What comes next?
Getting a good deal with the EU will be priority number one for whoever our next Prime Minister is, but as important as that is, they shouldn’t lose sight of the huge opportunities that being outside the EU will give us. Big reforms to trade, farming and fisheries will be open to us no matter what deal we go for with the EU, so we should get moving on them right away.
- We should sign free trade agreements, based on mutual recognition, with as many countries as possible. I’m torn between unilateral free trade, which cuts prices for consumers, and free trade deals that get other countries to cut their tariffs in exchange for us doing the same. But, thanks to the WTO, tariffs are a relatively small part of the picture nowadays — regulatory barriers to trade matter much more. The UK should get talks started to sign Mutual Recognition Agreements with every other OECD state that is interested. Mutual recognition is a more flexible and widely-used mechanism for bringing down regulatory barriers to trade than harmonisation, which the EU prefers internally. It will take time, but it could open up huge new markets and substantially reduce prices for British consumers. I also like Matthew Lynn’s idea to try to join existing regional trade deals like NAFTA and the Trans-Pacific Partnership. In the longer run, Roland Smith’s piece about ‘agile trade’, where sectoral agreements move much more quickly than comprehensive deals, may outline the way forward.

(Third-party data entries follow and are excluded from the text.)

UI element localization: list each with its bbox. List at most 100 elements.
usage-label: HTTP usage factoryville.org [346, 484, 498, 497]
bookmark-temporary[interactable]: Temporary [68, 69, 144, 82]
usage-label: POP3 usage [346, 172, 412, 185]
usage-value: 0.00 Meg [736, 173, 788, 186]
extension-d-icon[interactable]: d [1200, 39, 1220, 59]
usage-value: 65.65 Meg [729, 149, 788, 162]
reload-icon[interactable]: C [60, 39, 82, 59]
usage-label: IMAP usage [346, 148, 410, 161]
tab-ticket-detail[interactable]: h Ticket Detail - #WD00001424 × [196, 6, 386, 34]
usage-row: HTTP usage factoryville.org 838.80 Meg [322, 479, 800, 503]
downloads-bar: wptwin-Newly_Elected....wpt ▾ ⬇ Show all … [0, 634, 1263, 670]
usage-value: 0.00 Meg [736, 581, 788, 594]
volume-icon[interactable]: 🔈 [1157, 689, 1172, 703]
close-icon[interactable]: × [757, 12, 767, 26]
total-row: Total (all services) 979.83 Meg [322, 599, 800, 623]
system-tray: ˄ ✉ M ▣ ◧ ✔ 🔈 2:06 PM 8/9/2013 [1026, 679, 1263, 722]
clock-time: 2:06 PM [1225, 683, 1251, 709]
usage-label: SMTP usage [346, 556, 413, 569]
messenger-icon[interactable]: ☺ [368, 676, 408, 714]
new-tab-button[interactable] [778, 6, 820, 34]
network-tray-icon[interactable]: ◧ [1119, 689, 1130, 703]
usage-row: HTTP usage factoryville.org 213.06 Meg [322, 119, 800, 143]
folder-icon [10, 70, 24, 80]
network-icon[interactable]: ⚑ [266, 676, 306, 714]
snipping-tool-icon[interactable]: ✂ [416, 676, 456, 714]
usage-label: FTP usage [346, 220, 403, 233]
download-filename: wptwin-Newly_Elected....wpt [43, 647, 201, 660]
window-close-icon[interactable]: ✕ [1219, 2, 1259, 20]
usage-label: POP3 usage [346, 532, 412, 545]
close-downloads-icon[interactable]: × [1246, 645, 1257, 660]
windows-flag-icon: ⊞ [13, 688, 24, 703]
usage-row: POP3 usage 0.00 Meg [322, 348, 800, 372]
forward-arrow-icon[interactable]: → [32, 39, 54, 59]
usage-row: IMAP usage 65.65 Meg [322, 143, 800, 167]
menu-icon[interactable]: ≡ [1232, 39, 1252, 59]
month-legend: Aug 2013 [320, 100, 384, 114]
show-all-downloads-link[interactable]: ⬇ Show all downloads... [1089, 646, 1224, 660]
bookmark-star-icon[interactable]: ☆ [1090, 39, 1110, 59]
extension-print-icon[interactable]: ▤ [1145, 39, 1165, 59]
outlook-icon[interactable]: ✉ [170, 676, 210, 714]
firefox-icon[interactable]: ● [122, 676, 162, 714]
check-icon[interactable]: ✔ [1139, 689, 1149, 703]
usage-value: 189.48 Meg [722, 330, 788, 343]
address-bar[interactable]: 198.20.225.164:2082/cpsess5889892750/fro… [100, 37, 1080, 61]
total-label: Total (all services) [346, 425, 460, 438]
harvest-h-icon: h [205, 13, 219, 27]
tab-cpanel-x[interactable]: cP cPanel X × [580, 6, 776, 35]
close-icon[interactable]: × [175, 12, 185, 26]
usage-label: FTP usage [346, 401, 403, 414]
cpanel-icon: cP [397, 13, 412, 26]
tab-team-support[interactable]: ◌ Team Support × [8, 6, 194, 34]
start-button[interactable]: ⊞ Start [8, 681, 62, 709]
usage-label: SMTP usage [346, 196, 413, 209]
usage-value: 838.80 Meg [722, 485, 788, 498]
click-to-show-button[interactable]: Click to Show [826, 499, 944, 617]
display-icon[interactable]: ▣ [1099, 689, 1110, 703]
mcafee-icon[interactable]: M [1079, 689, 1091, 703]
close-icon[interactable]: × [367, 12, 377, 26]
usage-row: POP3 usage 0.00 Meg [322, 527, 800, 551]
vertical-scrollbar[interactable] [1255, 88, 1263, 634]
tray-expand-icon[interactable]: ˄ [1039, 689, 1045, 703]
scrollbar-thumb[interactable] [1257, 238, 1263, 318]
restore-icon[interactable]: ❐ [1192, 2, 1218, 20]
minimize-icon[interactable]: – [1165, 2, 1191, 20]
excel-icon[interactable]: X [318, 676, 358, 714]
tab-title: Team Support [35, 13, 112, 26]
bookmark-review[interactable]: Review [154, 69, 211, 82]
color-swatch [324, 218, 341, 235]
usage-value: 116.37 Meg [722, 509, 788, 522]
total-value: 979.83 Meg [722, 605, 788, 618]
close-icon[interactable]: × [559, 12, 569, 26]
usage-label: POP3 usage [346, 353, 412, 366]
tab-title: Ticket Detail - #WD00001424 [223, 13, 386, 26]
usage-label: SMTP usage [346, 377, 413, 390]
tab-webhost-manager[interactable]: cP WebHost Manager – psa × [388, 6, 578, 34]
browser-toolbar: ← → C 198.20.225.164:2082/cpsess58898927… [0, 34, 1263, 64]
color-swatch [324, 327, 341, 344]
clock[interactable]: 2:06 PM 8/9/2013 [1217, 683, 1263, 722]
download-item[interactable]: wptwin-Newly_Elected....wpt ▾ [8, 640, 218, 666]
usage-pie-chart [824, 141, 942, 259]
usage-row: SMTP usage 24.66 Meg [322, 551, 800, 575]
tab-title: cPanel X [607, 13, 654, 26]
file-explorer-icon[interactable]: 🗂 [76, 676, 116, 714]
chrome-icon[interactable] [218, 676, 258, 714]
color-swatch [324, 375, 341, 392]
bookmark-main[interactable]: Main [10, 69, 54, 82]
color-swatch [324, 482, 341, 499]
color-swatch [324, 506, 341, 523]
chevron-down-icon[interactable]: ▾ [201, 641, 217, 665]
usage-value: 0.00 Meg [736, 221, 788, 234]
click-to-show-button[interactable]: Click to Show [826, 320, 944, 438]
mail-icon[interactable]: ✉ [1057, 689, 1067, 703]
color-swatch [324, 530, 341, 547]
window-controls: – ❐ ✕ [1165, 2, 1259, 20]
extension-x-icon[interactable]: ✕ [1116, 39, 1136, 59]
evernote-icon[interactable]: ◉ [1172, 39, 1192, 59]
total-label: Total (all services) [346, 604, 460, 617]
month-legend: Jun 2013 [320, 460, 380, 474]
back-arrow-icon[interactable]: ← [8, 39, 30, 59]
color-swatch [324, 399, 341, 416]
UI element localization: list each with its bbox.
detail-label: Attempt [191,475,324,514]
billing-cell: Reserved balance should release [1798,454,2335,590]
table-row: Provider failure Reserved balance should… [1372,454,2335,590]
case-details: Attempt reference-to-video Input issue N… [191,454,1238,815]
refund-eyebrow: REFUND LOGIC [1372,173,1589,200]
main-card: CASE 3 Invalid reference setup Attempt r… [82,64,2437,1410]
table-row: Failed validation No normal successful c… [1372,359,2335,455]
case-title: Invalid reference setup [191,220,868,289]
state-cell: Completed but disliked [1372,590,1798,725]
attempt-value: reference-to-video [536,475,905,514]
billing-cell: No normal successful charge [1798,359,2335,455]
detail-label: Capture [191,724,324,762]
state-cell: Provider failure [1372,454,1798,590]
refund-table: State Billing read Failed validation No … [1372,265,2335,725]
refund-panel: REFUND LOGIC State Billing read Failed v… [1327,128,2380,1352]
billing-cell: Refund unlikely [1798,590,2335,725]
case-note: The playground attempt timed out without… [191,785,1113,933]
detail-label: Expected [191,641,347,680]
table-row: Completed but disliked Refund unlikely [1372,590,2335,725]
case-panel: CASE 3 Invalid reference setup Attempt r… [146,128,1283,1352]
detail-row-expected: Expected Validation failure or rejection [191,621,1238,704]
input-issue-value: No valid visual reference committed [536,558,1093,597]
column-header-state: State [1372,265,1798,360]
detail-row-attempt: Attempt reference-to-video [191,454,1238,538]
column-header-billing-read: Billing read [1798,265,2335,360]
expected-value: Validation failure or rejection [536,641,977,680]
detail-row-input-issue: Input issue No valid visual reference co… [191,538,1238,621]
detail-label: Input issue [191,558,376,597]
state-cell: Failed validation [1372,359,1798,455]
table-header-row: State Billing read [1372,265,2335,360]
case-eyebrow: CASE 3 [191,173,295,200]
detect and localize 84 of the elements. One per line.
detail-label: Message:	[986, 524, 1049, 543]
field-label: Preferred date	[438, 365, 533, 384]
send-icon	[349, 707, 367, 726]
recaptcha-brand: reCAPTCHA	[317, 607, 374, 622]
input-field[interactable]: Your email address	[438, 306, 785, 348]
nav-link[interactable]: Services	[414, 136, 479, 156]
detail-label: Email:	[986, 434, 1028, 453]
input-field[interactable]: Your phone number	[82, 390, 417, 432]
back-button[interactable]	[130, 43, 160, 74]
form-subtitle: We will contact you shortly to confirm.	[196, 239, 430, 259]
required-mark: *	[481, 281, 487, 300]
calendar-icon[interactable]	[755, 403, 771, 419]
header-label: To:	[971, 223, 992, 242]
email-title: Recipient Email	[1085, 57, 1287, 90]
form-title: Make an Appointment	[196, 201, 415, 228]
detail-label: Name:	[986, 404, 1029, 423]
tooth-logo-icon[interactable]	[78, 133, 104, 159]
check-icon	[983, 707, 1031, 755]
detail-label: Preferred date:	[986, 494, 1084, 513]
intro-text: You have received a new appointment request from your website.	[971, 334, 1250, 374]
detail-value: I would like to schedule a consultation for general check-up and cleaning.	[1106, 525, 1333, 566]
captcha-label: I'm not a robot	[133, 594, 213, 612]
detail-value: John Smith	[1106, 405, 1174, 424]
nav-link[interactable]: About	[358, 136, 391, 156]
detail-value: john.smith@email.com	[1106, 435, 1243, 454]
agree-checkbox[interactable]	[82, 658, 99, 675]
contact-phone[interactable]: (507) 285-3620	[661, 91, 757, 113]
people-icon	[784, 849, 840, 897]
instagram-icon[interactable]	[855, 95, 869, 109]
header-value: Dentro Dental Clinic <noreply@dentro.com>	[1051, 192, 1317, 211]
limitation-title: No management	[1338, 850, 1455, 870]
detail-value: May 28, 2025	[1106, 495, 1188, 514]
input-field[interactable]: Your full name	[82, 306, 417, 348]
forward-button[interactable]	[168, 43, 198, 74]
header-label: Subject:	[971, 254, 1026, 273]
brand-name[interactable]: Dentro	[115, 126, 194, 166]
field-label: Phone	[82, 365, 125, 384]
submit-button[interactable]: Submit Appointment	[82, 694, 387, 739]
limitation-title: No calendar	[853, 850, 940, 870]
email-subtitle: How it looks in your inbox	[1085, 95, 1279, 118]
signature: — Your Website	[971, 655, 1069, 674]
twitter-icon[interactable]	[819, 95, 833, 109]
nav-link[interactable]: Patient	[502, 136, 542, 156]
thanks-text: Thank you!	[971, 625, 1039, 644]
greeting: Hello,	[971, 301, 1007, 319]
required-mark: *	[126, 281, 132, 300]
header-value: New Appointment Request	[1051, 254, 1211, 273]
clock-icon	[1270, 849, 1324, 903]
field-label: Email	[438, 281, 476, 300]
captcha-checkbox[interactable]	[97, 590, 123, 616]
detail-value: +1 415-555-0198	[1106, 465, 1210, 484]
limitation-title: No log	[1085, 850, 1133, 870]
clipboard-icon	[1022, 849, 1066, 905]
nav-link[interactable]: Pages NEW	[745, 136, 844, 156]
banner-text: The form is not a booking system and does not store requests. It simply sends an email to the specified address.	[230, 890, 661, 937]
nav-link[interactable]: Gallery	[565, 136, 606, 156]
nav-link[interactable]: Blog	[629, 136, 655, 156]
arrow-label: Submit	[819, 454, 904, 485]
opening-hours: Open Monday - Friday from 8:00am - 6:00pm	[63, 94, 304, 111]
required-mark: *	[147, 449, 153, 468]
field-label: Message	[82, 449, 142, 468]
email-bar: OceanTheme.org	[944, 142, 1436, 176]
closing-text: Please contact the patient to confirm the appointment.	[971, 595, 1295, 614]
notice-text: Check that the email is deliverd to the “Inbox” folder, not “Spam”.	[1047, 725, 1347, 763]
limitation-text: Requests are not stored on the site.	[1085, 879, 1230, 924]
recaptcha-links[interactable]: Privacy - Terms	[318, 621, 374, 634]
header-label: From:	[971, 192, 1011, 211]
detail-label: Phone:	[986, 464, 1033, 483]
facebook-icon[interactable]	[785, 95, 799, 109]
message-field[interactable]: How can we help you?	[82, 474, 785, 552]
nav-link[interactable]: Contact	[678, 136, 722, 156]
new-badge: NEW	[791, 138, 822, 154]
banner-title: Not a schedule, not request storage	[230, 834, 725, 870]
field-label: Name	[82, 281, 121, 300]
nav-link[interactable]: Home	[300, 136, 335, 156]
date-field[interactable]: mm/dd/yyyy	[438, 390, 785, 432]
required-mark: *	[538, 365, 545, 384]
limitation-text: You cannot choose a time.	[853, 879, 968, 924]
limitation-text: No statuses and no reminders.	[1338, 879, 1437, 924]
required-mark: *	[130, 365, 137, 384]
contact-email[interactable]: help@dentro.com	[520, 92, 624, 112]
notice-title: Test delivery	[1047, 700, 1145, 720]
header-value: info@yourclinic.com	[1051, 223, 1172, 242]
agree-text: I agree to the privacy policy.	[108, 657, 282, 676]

- Establish an “Everything But Arms” protocol for trade with as many developing countries as possible. The EU exempts most imports from “Least Developed Countries” (mostly in sub-Saharan Africa) from tariffs and quotas, though a lot of countries that are still very poor aren’t quite poor enough to count. We should establish the principle that imports from developing countries under a given (and more generous than the EU’s) Human Development Index threshold are exempt from all import restrictions that aren’t related to security or safety. These countries are not large export markets for Britain, so the case for unilateral free trade to boost development there is much stronger. Ultimately this may not do a huge amount of good compared to those countries improving their own regulations and governance, but it’s a start.
- Follow New Zealand in phasing out agricultural subsidies. New Zealand’s Labour government had to deal with an uncompetitive farming sector that was dependent on state income supports, price floors, tariffs and direct subsidies to survive. Rather boldly, they cut almost everything in the space of a few years — “Support to pastoral agriculture, expressed in PSE terms, fell from 34% in 1984 to 23% in 1987 and 3% in 1994 (Sandrey and Scobie, 1994). As a proportion of public expenditure, support to agriculture fell from 9% in 1983 to 7% in 1985 and 1% in 1989.” The result was a doubling of agricultural productivity growth (from 1% to 2–2.3% per annum) and farm profitability beginning to rise steadily. 11% of farm labour jobs were lost, but because of increased automation, not because farms were competed out of existence; only one percent of farmers couldn’t adjust themselves.
It would be rather brutal to pull out the rug from small family farms overnight, and they of course are not the biggest beneficiaries of agrisubsidies — according to the BBC, “about 80% of farm aid goes to about a quarter of EU farmers — those with the largest holdings.” To protect smaller farmers from being harmed by these reforms, we should pay a five-to-ten year “transition allowance” equal to their average subsidy receipt over the last five years to family-scale farmers.
- Harness incentives to restore Britain’s fisheries. Fisheries have to be managed somehow, to avoid a tragedy of the commons where no individual has an incentive to preserve stocks. The EU’s approach is to micromanage things: specifying total allowable catch numbers, for instance, which until recently meant huge numbers of caught fish would be thrown back, dead, into the sea. Since “Hugh’s Fish Fight” this discards problem has been addressed by the EU — with a ban on discards, which might just add to the problems we have.
A better approach might be to bring in “Individual Transferable Quotas” (ITQs), which basically is cap-and-trade, but for fish. A government agency sets a total allowable catch for a season for a given part of the sea, and owners of ITQs get to bring in whatever percentage of that total their ITQ gives. ITQs persist over time, and 2% of ten tons is less than 2% of twenty tons, so fishermen have a direct incentive to hold back from overfishing to allow the stock to grow. A review of over 200 studies of ITQs found that fishermen participating in schemes like this break the rules less often and often lobby for lower total catch numbers to boost the long-term sustainability of these stocks. It’s property rights in fish, and it seems to work much better than central planning.
It’s understandable to be nervous about what Brexit means, but with a sensible deal with the EU and a willingness to be bold, some wonderful opportunities may lie ahead.